WASHINGTON – It appears working from home is here to stay, and the trend is re-shaping America’s workplaces and cities.
According to a recent report by Stanford economics Prof. Nick Bloom, before COVID only 5 percent of American workers did their jobs from home. During the pandemic, that number shot up to more than 60 percent. Today, it’s stabilized at about 25 percent.
The report also finds benefits from working at home include happier and more productive workers. Plus, it helps businesses because it saves money on office space.
Cities Struggle to Bounce Back
Meanwhile, major cities nationwide are struggling to bounce back post-COVID. Many people are still working from home which means less vibrant downtowns and a lot of empty office space. In the nation’s capital, only about half of workers are back in the office and that’s driving developers to come up with some creative solutions.
In an interview with CBN News, Deputy Mayor John Falcicchio with D.C. Planning and Economic Development pointed to the city’s Metro train system to illustrate the city’s post-COVID struggle.
“We know that daily ridership during the weekday was over 600,000 people before the pandemic,” he said. “And now it’s about 200,000.”
The emptiness is noticeable, and adding to that feeling are the “For Lease” signs that line the sides of buildings.
Converting Work Spaces into Living Places
One solution to the desolation is converting these old, unused office buildings into apartments.
“Mayor Bowser just unveiled our D.C. Comeback Plan which includes adding 15,000 residents to the 25,000 residents who already live in downtown as a way to make downtown more vibrant,” said Falcicchio.
Foulger-Pratt is one company making that possible.
“We have two projects in the works that are conversions,” Foulger-Pratt Managing Director Michael Abrams told CBN News. “The first is 1425 New York Avenue N.W. which is about a block from the White House and that’ll be about 275 units in all.”
The company’s other downtown project is near DuPont Circle and includes 180 units.
As logical as it all sounds though, turning an office space into something that’s livable comes with many challenges, and finding the right candidates is tough.
“For an office building to work as residential you have to have certain depths for your units, you have to provide air and light into every unit,” explained Abrams.
Other developers are getting in on these conversions too.
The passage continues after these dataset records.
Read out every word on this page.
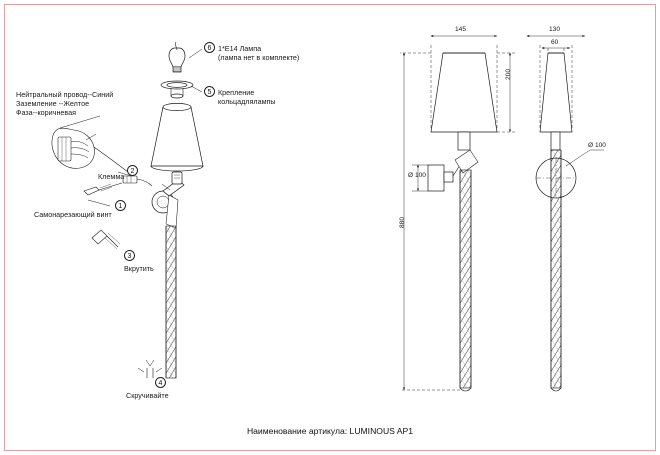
Нейтральный провод--Синий
Заземление --Желтое
Фаза--коричневая
Клемма
Самонарезающий винт
Вкрутить
Скручивайте
Крепление
кольцадлялампы
1*E14 Лампа
(лампа нет в комплекте)
1
2
3
4
5
6
145	130
60
200
880
Ø 100
Ø 100
Наименование артикула: LUMINOUS AP1
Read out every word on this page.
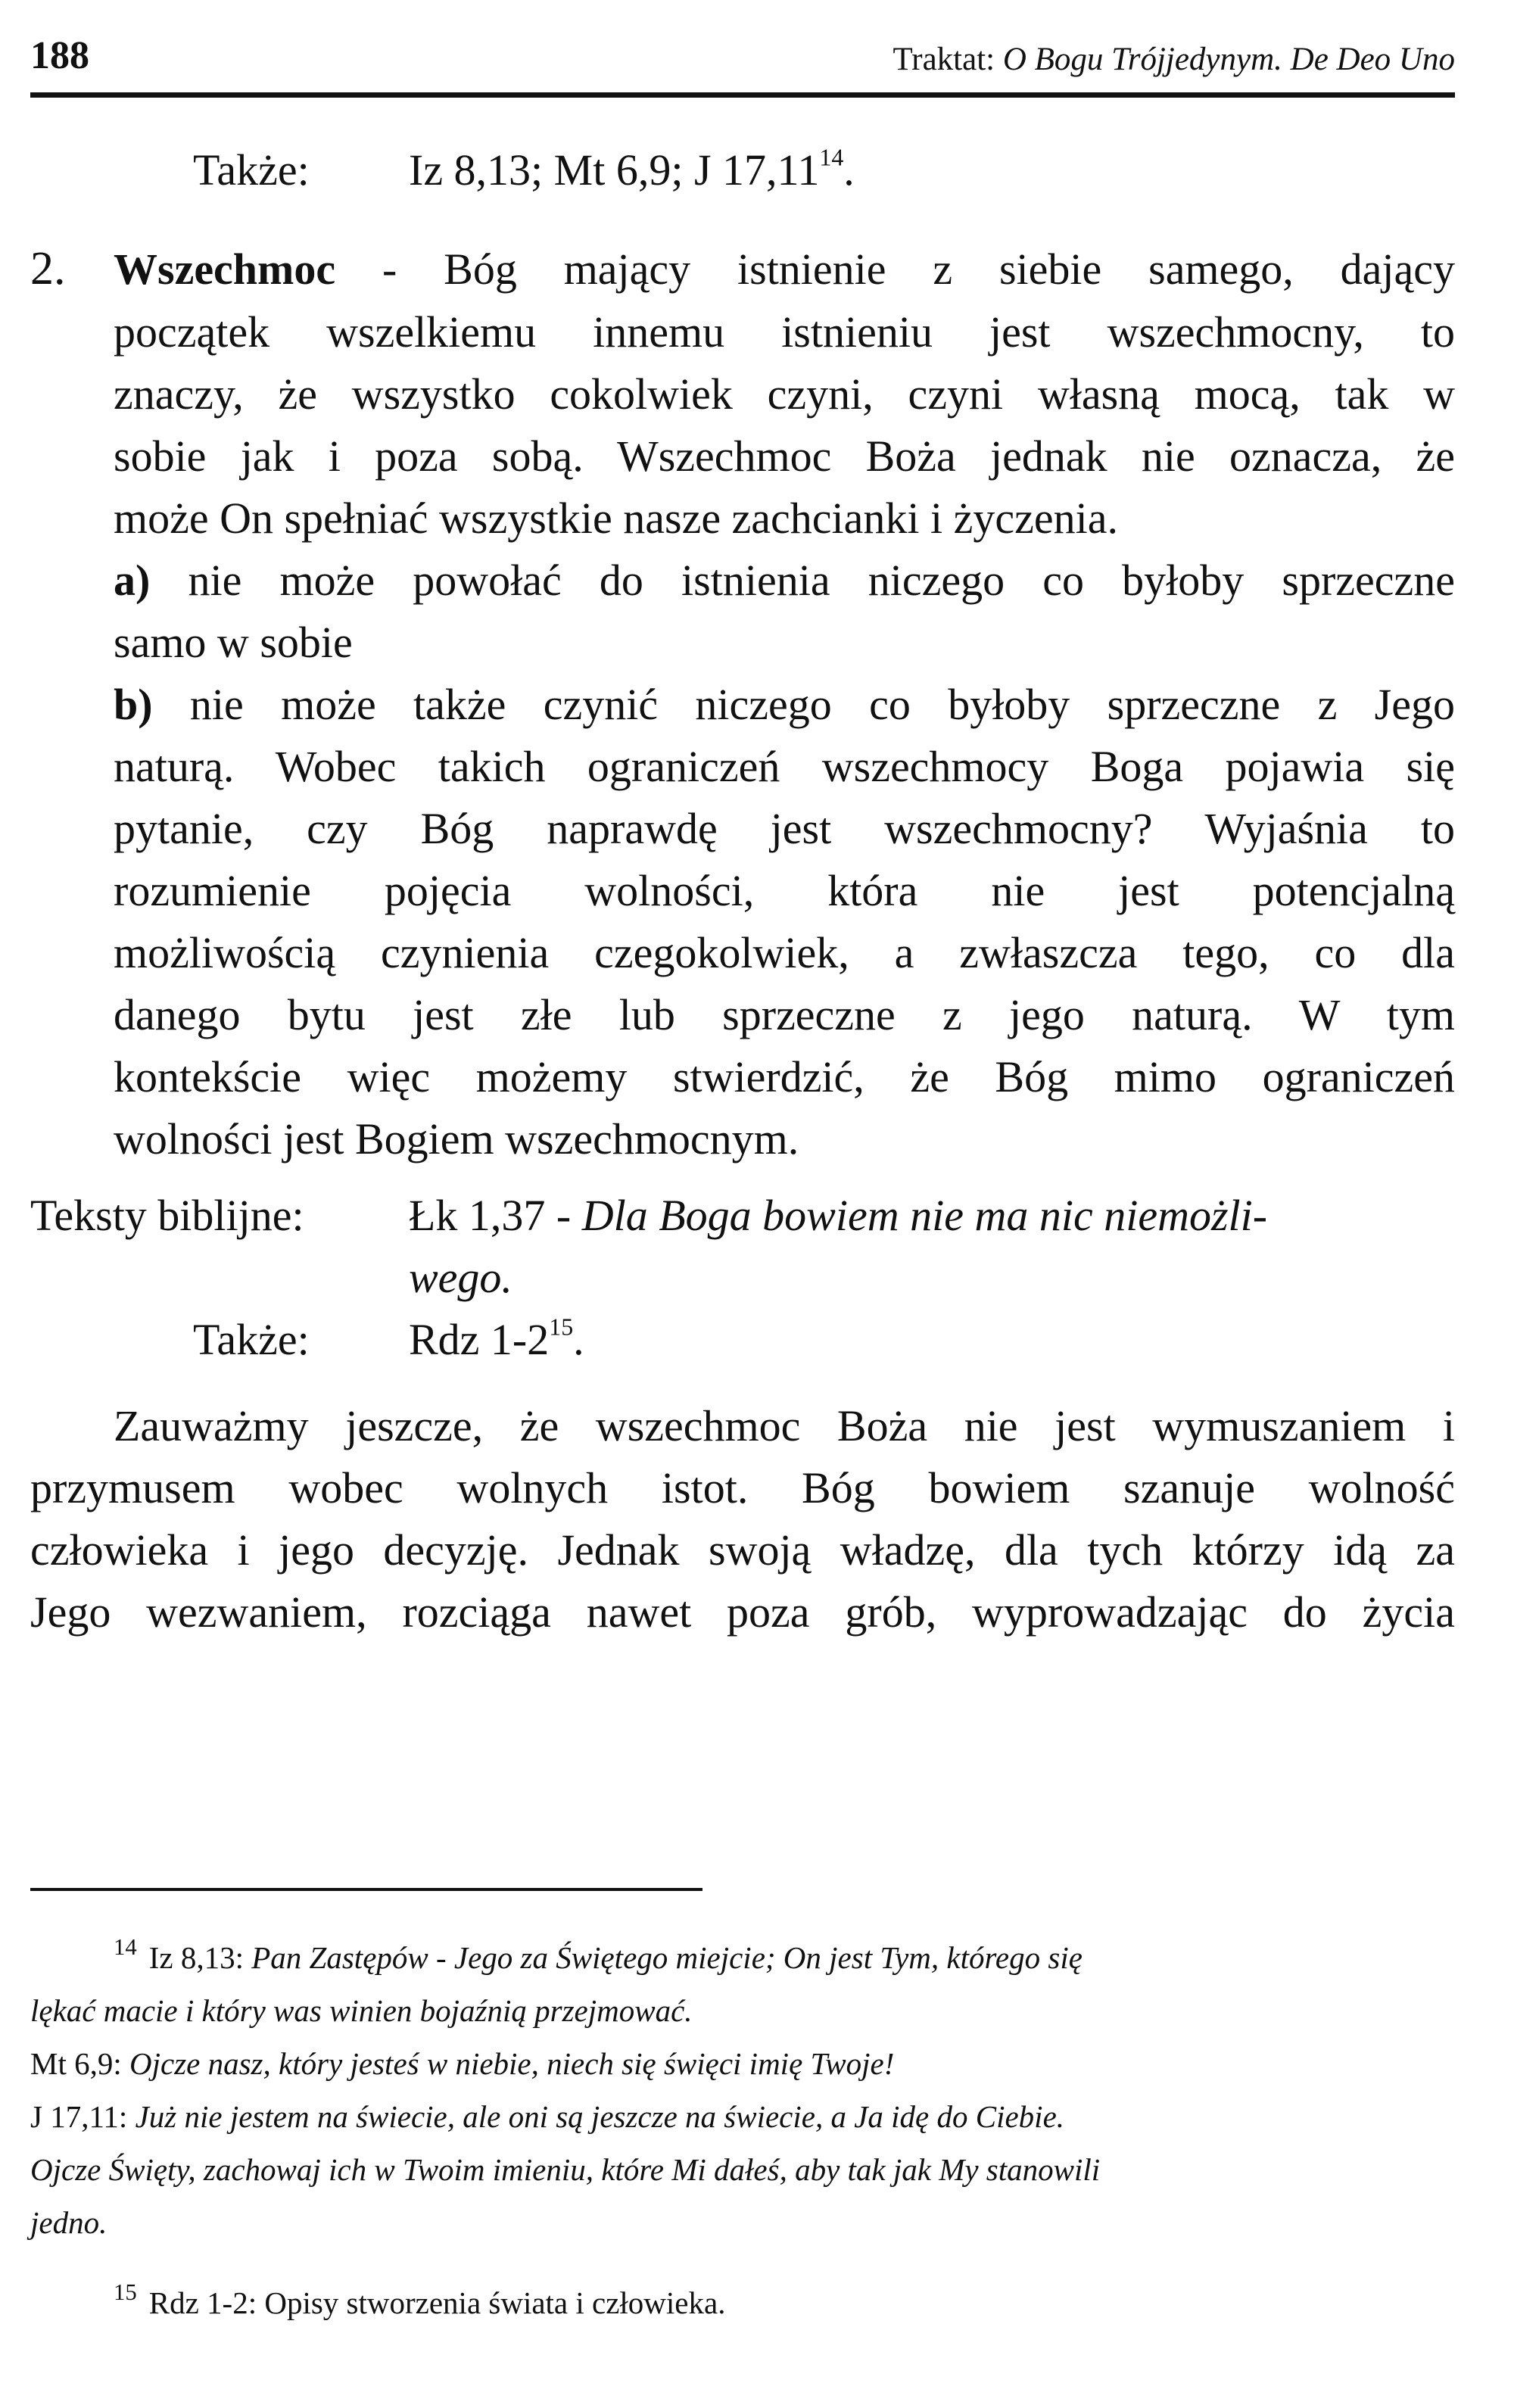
188	Traktat: O Bogu Trójjedynym. De Deo Uno
Także: Iz 8,13; Mt 6,9; J 17,11$^{14}$.
2. Wszechmoc - Bóg mający istnienie z siebie samego, dający
początek wszelkiemu innemu istnieniu jest wszechmocny, to
znaczy, że wszystko cokolwiek czyni, czyni własną mocą, tak w
sobie jak i poza sobą. Wszechmoc Boża jednak nie oznacza, że
może On spełniać wszystkie nasze zachcianki i życzenia.
a) nie może powołać do istnienia niczego co byłoby sprzeczne
samo w sobie
b) nie może także czynić niczego co byłoby sprzeczne z Jego
naturą. Wobec takich ograniczeń wszechmocy Boga pojawia się
pytanie, czy Bóg naprawdę jest wszechmocny? Wyjaśnia to
rozumienie pojęcia wolności, która nie jest potencjalną
możliwością czynienia czegokolwiek, a zwłaszcza tego, co dla
danego bytu jest złe lub sprzeczne z jego naturą. W tym
kontekście więc możemy stwierdzić, że Bóg mimo ograniczeń
wolności jest Bogiem wszechmocnym.
Teksty biblijne: Łk 1,37 - Dla Boga bowiem nie ma nic niemożli-
wego.
Także: Rdz $1-2^{15}$.
Zauważmy jeszcze, że wszechmoc Boża nie jest wymuszaniem i
przymusem wobec wolnych istot. Bóg bowiem szanuje wolność
człowieka i jego decyzję. Jednak swoją władzę, dla tych którzy idą za
Jego wezwaniem, rozciąga nawet poza grób, wyprowadzając do życia
$^{14}$ Iz 8,13: Pan Zastępów - Jego za Świętego miejcie; On jest Tym, którego się
lękać macie i który was winien bojaźnią przejmować.
Mt 6,9: Ojcze nasz, który jesteś w niebie, niech się święci imię Twoje!
J 17,11: Już nie jestem na świecie, ale oni są jeszcze na świecie, a Ja idę do Ciebie.
Ojcze Święty, zachowaj ich w Twoim imieniu, które Mi dałeś, aby tak jak My stanowili
jedno.
$^{15}$ Rdz 1-2: Opisy stworzenia świata i człowieka.
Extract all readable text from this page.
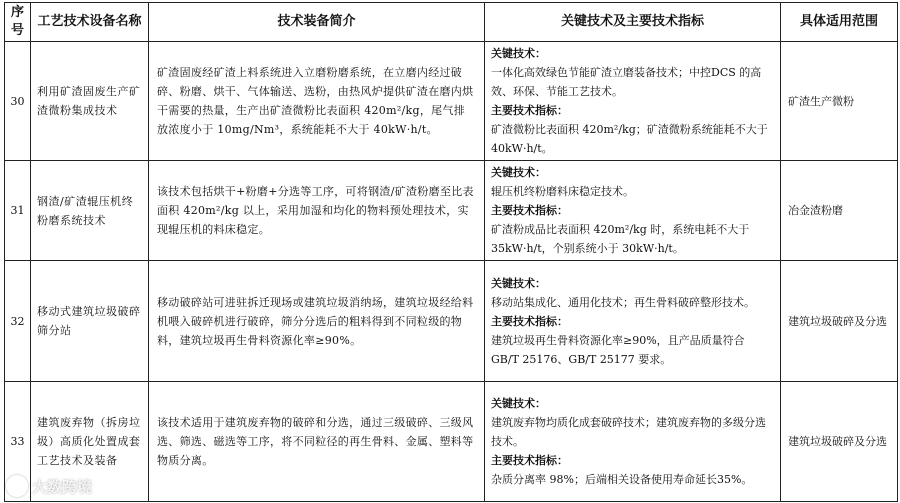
序号	工艺技术设备名称	技术装备简介	关键技术及主要技术指标	具体适用范围
30	利用矿渣固废生产矿渣微粉集成技术	矿渣固废经矿渣上料系统进入立磨粉磨系统，在立磨内经过破碎、粉磨、烘干、气体输送、选粉，由热风炉提供矿渣在磨内烘干需要的热量，生产出矿渣微粉比表面积 420m²/kg，尾气排放浓度小于 10mg/Nm³，系统能耗不大于 40kW·h/t。	关键技术：
一体化高效绿色节能矿渣立磨装备技术；中控DCS 的高效、环保、节能工艺技术。
主要技术指标：
矿渣微粉比表面积 420m²/kg；矿渣微粉系统能耗不大于 40kW·h/t。	矿渣生产微粉
31	钢渣/矿渣辊压机终粉磨系统技术	该技术包括烘干+粉磨+分选等工序，可将钢渣/矿渣粉磨至比表面积 420m²/kg 以上，采用加湿和均化的物料预处理技术，实现辊压机的料床稳定。	关键技术：
辊压机终粉磨料床稳定技术。
主要技术指标：
矿渣粉成品比表面积 420m²/kg 时，系统电耗不大于 35kW·h/t，个别系统小于 30kW·h/t。	冶金渣粉磨
32	移动式建筑垃圾破碎筛分站	移动破碎站可进驻拆迁现场或建筑垃圾消纳场，建筑垃圾经给料机喂入破碎机进行破碎，筛分分选后的粗料得到不同粒级的物料，建筑垃圾再生骨料资源化率≥90%。	关键技术：
移动站集成化、通用化技术；再生骨料破碎整形技术。
主要技术指标：
建筑垃圾再生骨料资源化率≥90%，且产品质量符合 GB/T 25176、GB/T 25177 要求。	建筑垃圾破碎及分选
33	建筑废弃物（拆房垃圾）高质化处置成套工艺技术及装备	该技术适用于建筑废弃物的破碎和分选，通过三级破碎、三级风选、筛选、磁选等工序，将不同粒径的再生骨料、金属、塑料等物质分离。	关键技术：
建筑废弃物均质化成套破碎技术；建筑废弃物的多级分选技术。
主要技术指标：
杂质分离率 98%；后端相关设备使用寿命延长35%。	建筑垃圾破碎及分选
大数跨境
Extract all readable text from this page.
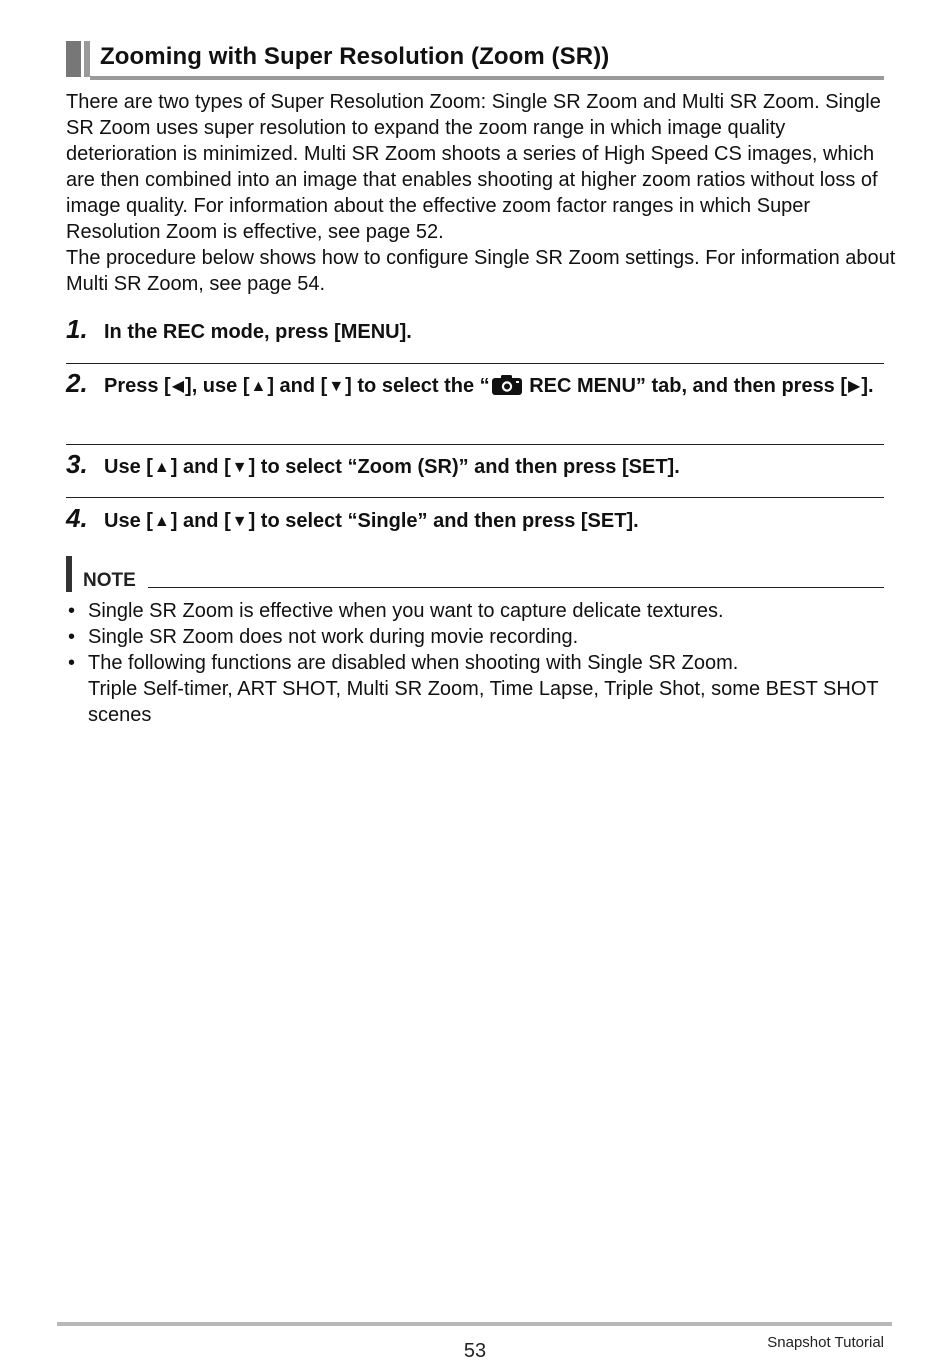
Zooming with Super Resolution (Zoom (SR))

There are two types of Super Resolution Zoom: Single SR Zoom and Multi SR Zoom. Single SR Zoom uses super resolution to expand the zoom range in which image quality deterioration is minimized. Multi SR Zoom shoots a series of High Speed CS images, which are then combined into an image that enables shooting at higher zoom ratios without loss of image quality. For information about the effective zoom factor ranges in which Super Resolution Zoom is effective, see page 52.

The procedure below shows how to configure Single SR Zoom settings. For information about Multi SR Zoom, see page 54.

1. In the REC mode, press [MENU].
2. Press [◀], use [▲] and [▼] to select the “ REC MENU” tab, and then press [▶].
3. Use [▲] and [▼] to select “Zoom (SR)” and then press [SET].
4. Use [▲] and [▼] to select “Single” and then press [SET].
NOTE
• Single SR Zoom is effective when you want to capture delicate textures.
• Single SR Zoom does not work during movie recording.
• The following functions are disabled when shooting with Single SR Zoom.
Triple Self-timer, ART SHOT, Multi SR Zoom, Time Lapse, Triple Shot, some BEST SHOT scenes
53	Snapshot Tutorial
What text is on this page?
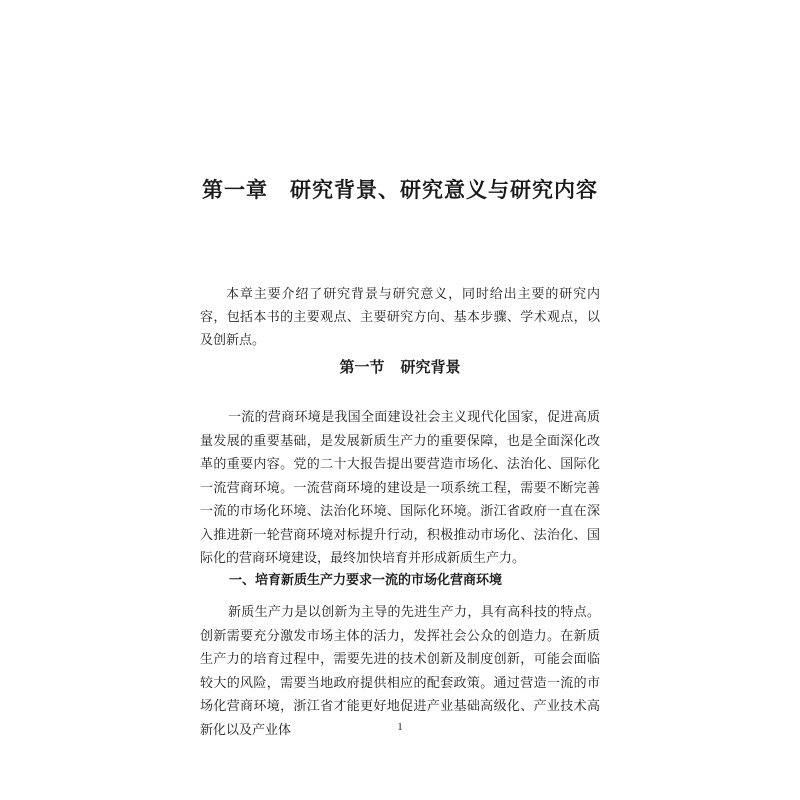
第一章 研究背景、研究意义与研究内容

本章主要介绍了研究背景与研究意义，同时给出主要的研究内容，包括本书的主要观点、主要研究方向、基本步骤、学术观点，以及创新点。

第一节 研究背景

一流的营商环境是我国全面建设社会主义现代化国家，促进高质量发展的重要基础，是发展新质生产力的重要保障，也是全面深化改革的重要内容。党的二十大报告提出要营造市场化、法治化、国际化一流营商环境。一流营商环境的建设是一项系统工程，需要不断完善一流的市场化环境、法治化环境、国际化环境。浙江省政府一直在深入推进新一轮营商环境对标提升行动，积极推动市场化、法治化、国际化的营商环境建设，最终加快培育并形成新质生产力。

一、培育新质生产力要求一流的市场化营商环境

新质生产力是以创新为主导的先进生产力，具有高科技的特点。创新需要充分激发市场主体的活力，发挥社会公众的创造力。在新质生产力的培育过程中，需要先进的技术创新及制度创新，可能会面临较大的风险，需要当地政府提供相应的配套政策。通过营造一流的市场化营商环境，浙江省才能更好地促进产业基础高级化、产业技术高新化以及产业体	1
Nearly four million square feet of outdated office space in downtown D.C. is already being converted or is under evaluation. For this, D.C. leads the way among all major U.S. cities.
No one wants to see the nation’s capital deteriorate to what it was in the 80s and 90s. So there’s a lot of hope these conversions might help keep it from getting to that point and inject some of its old life.
The two Foulger-Pratt properties will take between 18 and 24 months to compete. Abrams says 1425 New York Avenue N.W. should start this spring.